Rocki Richardson

Wait For The Sun  

Wait for the sun. It’s my personal version of “what a difference a day makes” or “the sun will come out tomorrow”.  These words have brought me through my darkest nights and back from the edge of the cliff for many years as I navigate my mental wellness journey. They remind me that the sun is promised to rise in the morning…we just have to be here to see it. Some nights, that was my only job and my only hope. It meant that I was still alive.
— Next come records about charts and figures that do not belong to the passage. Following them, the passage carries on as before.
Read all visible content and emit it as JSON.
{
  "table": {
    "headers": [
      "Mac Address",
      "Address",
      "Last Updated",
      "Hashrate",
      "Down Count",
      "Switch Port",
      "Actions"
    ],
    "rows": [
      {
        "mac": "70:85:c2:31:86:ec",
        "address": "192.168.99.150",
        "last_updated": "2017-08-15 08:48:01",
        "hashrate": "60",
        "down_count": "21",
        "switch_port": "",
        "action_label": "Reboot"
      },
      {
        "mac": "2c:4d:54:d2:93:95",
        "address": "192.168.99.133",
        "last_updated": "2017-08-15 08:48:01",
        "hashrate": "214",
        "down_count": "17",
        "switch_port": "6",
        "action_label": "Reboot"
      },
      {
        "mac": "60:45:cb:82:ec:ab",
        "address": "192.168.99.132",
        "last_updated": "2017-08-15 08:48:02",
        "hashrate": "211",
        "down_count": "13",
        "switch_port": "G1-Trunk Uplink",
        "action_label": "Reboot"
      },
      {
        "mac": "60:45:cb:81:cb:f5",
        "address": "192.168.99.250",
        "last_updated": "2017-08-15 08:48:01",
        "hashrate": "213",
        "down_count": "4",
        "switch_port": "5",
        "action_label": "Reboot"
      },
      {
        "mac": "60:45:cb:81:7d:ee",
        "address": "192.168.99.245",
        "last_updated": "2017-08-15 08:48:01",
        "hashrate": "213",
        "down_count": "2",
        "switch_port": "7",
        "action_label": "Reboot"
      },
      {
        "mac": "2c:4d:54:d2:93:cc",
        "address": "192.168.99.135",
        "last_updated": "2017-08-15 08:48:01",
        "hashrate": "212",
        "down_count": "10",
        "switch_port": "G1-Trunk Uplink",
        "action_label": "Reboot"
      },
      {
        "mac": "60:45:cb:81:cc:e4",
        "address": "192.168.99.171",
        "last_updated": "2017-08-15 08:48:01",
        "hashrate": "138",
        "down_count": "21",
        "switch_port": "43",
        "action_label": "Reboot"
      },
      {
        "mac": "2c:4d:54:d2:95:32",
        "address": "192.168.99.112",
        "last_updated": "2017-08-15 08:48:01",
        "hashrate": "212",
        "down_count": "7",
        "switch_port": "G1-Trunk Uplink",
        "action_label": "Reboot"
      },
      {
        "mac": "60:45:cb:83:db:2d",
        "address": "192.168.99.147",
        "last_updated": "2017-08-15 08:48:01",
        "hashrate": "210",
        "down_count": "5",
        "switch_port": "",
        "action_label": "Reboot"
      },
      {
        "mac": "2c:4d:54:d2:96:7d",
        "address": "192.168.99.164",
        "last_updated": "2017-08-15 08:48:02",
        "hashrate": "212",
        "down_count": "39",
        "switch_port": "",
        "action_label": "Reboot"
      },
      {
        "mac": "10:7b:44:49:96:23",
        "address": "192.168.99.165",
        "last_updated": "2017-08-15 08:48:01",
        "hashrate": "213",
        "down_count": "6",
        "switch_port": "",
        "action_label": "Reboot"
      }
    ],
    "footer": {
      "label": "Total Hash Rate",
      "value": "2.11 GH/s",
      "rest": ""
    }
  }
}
At seventeen, I was diagnosed with major depressive disorder and generalized anxiety disorder. I also had an occasional urge to hurt myself when faced with overwhelming emotions. A dark secret that I rarely ever mention. At that point, I had missed out on all of my high school activities. No proms, dances, sports, etc. and I barely graduated with my diploma. I remember becoming so withdrawn from everything that previously brought me so much joy. I was overwhelmed with suicidal ideation and carried the heaviest cloud that nothing that I did mattered or was ever good enough. I really believed that the world would be a better place without me in it. But I was so wrong! 

I didn’t begin to take my mental health serious until I turned thirty. After spending countless days in and out of emergency rooms, inpatient psych wards, and outpatient therapy throughout my early twenties, I finally accepted that I was living with a real mental illness. I remember late-night calls to crisis lines that I would resolve to call when my fear of dying became too big for me. I knew that I did not want to die, I just wanted to stop hurting. There is such a thin line between the two. My heart goes out to all of the families who have loved ones who have crossed it, including my own. Do you know how hopeless one must feel to follow through at that moment? I only have an idea after riding the line for far too many years of my life. It’s the scariest and loneliest place between earth and the world that you can only hope that exists on the other side of pain. 

Throughout my professional career, I learned how to master the art of illusion. Lights! Cameras! Action! The smile on my face was a mask that I put on from 9 am to 5 pm and took off when the cameras stopped rolling. Cut! Sometimes it’s like being two completely different people in one.  Put simply, there is a healthy and unhealthy version of myself. Healthy me is vibrant, full of love, life, and free! At times when I’m sick, I can barely recognize my own eyes in the mirror. Emptiness and despair stare back at me wondering where the “real” Rakia went. 

Living with depression is like tripping into a dark hole and looking up. There is a way out but no ladder. You can see people walking across the hole and continuing about their daily lives but you’re unable to find the volume in your own voice to call out to them. Everything quite literally feels like it’s temporarily disabled with the occasional person crossing the hole yelling, “Get out of there!” But never throwing you a ladder. Sometimes they don’t know that you need one. Some days I am metaphorically treading water in the deep of the ocean and growing more tired by the hour. I appear to be swimming but am only treading with the weight of my illness around my ankles. Temporarily forgetting how to swim but knowing how to at least stay alive. 

Speaking of staying alive! Aren’t you glad that I waited for the sun? I learned that some days were the worst of my life but choosing to live gave me some of my best. When I chose to make my mental health a priority, when I learned how to love every facet of the rough diamond that I am, it was then that I began to thrive. Thriving for me is acknowledging the illness but not allowing it to define me. Thriving for me is daily self-care with no exceptions. Thriving is acknowledging when I’m not ok. Thriving is asking for help when I need it. Thriving is having a support system that I trust with my vulnerabilities. Thriving is working with NAMI Metro Baltimore helping people like me and their families thrive too. Thriving is wearing my green heart to spread mental health awareness to end stigmas associated with mental illness in our communities. Thriving is sharing my story.  It is not without struggles. Nor without pain. It’s choosing to be here every single day. Rising. Waiting for the sun that I know will come out tomorrow. I promise. I’m here!